Here's a picture of my mouse, Ruby! (I tried to imbed it, but I can't figure out how to get the image URL and I don't have the picture on my computer)

__
http://instagr.am/p/BEGyU_jv8ib/


----------



## Daisy&amp;Peach (Apr 13, 2016)

Welcome Jessie-Kate  sounds like Ruby is a very lucky mouse to have found you!
Mice can indeed be lovely pets, I started off with two about 8 years ago and have been addicted ever since  If you're sure Ruby is a girl, you might want to consider getting her some friends, as girls love company.
Good luck with your new mousey!

(P.S. I've always wanted a parrotlet!)


----------



## JessieKate (Apr 18, 2016)

Daisy&Peach said:


> Welcome Jessie-Kate  sounds like Ruby is a very lucky mouse to have found you!
> Mice can indeed be lovely pets, I started off with two about 8 years ago and have been addicted ever since  If you're sure Ruby is a girl, you might want to consider getting her some friends, as girls love company.
> Good luck with your new mousey!
> 
> (P.S. I've always wanted a parrotlet!)


I'm not 100% sure because the person who sexed her for me worked in the fish department??? She seemed confident but I want to double check. I was going to double check one of the first few nights I had her, but then when I grabbed the base of her tail and tried to gently scoop her up like it said to on the internet she was VERY upset and bit me 4 times and I haven't touched her tail since. The bites didn't hurt a bit, (or maybe I don't notice any more because I get bit by parrots every day lol) but I just didn't want to upset her like that again. ._. I thought if she was a girl I would get her a friend after I trained her a bit, because I thought it might make it easier to train her.
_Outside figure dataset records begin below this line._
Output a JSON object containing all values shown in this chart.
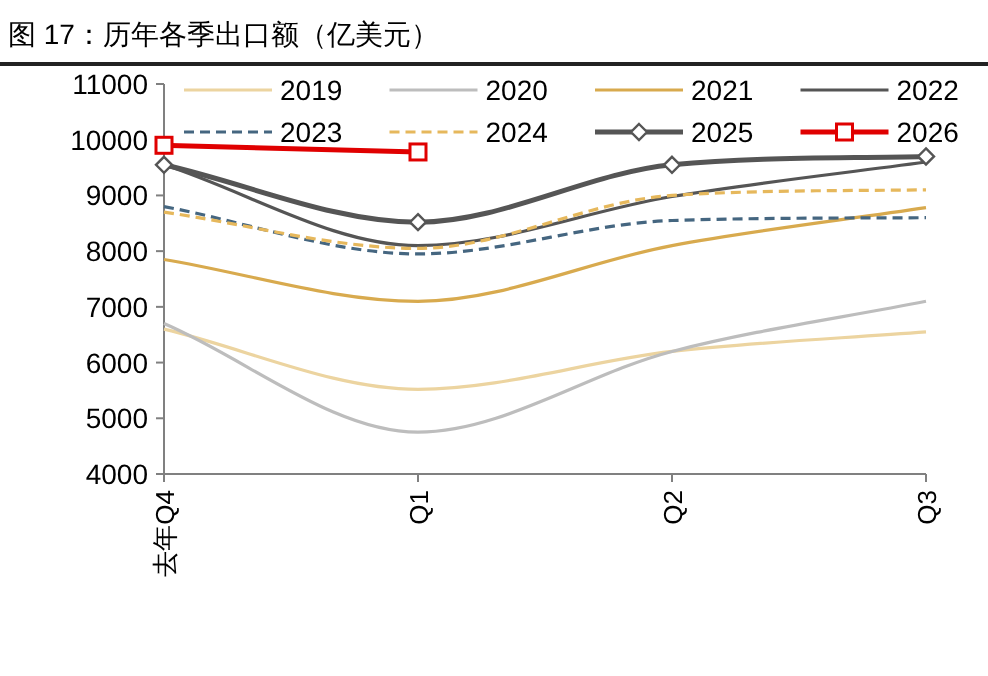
{
  "chart_data": {
    "type": "line",
    "title": "图 17：历年各季出口额（亿美元）",
    "categories": [
      "去年Q4",
      "Q1",
      "Q2",
      "Q3"
    ],
    "ylim": [
      4000,
      11000
    ],
    "yticks": [
      4000,
      5000,
      6000,
      7000,
      8000,
      9000,
      10000,
      11000
    ],
    "grid": false,
    "legend": "top",
    "series": [
      {
        "name": "2019",
        "color": "#ecd4a0",
        "values": [
          6600,
          5520,
          6200,
          6550
        ]
      },
      {
        "name": "2020",
        "color": "#bdbdbd",
        "values": [
          6700,
          4750,
          6200,
          7100
        ]
      },
      {
        "name": "2021",
        "color": "#d8aa4e",
        "values": [
          7850,
          7100,
          8100,
          8780
        ]
      },
      {
        "name": "2022",
        "color": "#555555",
        "values": [
          9550,
          8100,
          8980,
          9600
        ]
      },
      {
        "name": "2023",
        "color": "#456680",
        "line_style": "dashed",
        "values": [
          8800,
          7950,
          8550,
          8600
        ]
      },
      {
        "name": "2024",
        "color": "#e6b85c",
        "line_style": "dashed",
        "values": [
          8700,
          8050,
          9000,
          9100
        ]
      },
      {
        "name": "2025",
        "color": "#555555",
        "marker": "diamond",
        "values": [
          9550,
          8520,
          9550,
          9700
        ]
      },
      {
        "name": "2026",
        "color": "#e00000",
        "marker": "square",
        "values": [
          9900,
          9780,
          null,
          null
        ]
      }
    ]
  }
}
Parrotlets are really neat! I just recommend getting a just-weaned baby if you get one. I got mine at 7 months old and he steps up when I want him to and loves to hang out on my shoulder, but I fear he will never let me pet him... ever. lol


----------



## Daisy&amp;Peach (Apr 13, 2016)

If you want to be sure of her sex, maybe you could put her in a clear container and look from underneath. You could take a picture and post it on here if you wanted, I'm sure someone would be able to help


----------



## JessieKate (Apr 18, 2016)

Daisy&Peach said:


> If you want to be sure of her sex, maybe you could put her in a clear container and look from underneath. You could take a picture and post it on here if you wanted, I'm sure someone would be able to help


Oh wow!! I love this idea so much! I'm not sure why I didn't think to do this since I've done it with geckos a while back. Thanks for the tip!


----------